24

158 18 3
                                    

Już tyle razy mówiło się, że jakiś mecz, w którym udział brała Inazuma, był niesamowicie ciekawy i zaskakujący. Po którymś kolejnym razie mogło stawać się to nudne. W końcu nie można było wiecznie zaskakiwać tymi samymi umiejętnościami i znanym wszystkim duchem walki. Dzisiaj zaskakiwał jednak Kirkwood. Porównując ich styl gry i umiejętności z tymi, które widoczne były rok temu, każdy aspekt podnieśli conajmniej o jeden poziom. Najmilszy dla oka okazał się jednak fakt, że bracia Murdock już nie polegali tylko i wyłącznie na sobie, chcąc za wszelką cenę upokorzyć, przez co ich gra była efektywniejsza. Mark już parę razy złapał się na tym, że jego ręka podczas obrony odlatywała gdzieś do tyłu, o mało nie wpuszczając piłki do bramki. Nie było to spowodowane złym przygotowaniem, czy też zmęczeniem. Po prostu atak ze strony przeciwników był niepowtarzalny i kapitanowi trudno było ocenić, czy nie nadejdzie w końcu taki moment, gdy wszystkie jego techniki, nawet Boski Uchwyt, staną się bezużyteczne. Trzymał się jednak dzielnie - czyli jak zawsze.
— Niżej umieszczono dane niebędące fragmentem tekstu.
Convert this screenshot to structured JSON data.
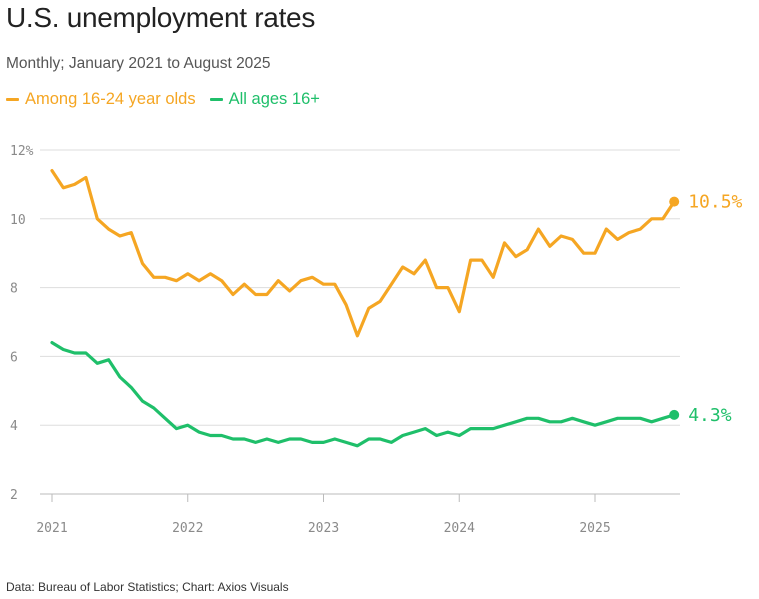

Co jakiś czas zatrzymywał wzrok na jednym z obrońców z drużyny przeciwnej. Mógł powiedzieć, że mniej więcej kojarzył tego bruneta. Axel wspominał o nim parę razy, nazywając go ''swoim przyjacielem''. Nawet na murawie zauważalne było to, iż w jakiś sposób byli sobie bliscy - Eren ani na chwilę nie dał Blaze'owi możliwości, by od niego uciec. Jego kondycja, a także dobry wzrok powalały na kolana nawet samego napastnika, który wyraźnie widział, jak wysoki poziom osiągnął jego kolega z dawnego zespołu.

Ogromne starania Kirkwood nie uszły bez echa - po kolejnej próbie braci Murdock, którzy pokazali odnowioną wersję Trójkąta Z, Evans poczuł, jak piłka dosłownie wylatuje mu z ręki, spokojnie uderzając w siatkę za nim. Jeden punkt to nic, prawda? Jednak w trakcie pierwszej połowy, dosłownie pod sam koniec, trojaczki odnalazły idealny moment i przy asyście Middletona pokazały, że zdołały wymyślić zupełnie nową technikę, którą nazwali Boskim Trójkątem. Ruchy, które przy nim wykonywali, były łudząco podobne do tych, które należały do sekwencji Trójkąta Z. Na końcu jednak figura, którą razem tworzyli, była odwrócona o sto osiemdziesiąt stopni. Aż trudni było sobie wyobrazić, jak udało im się utrzymać w tak trudnej pozycji, a trójkąty, który kreśliły za piłką tor jej lotu, przyprawiały niemalże o zawrót głowy.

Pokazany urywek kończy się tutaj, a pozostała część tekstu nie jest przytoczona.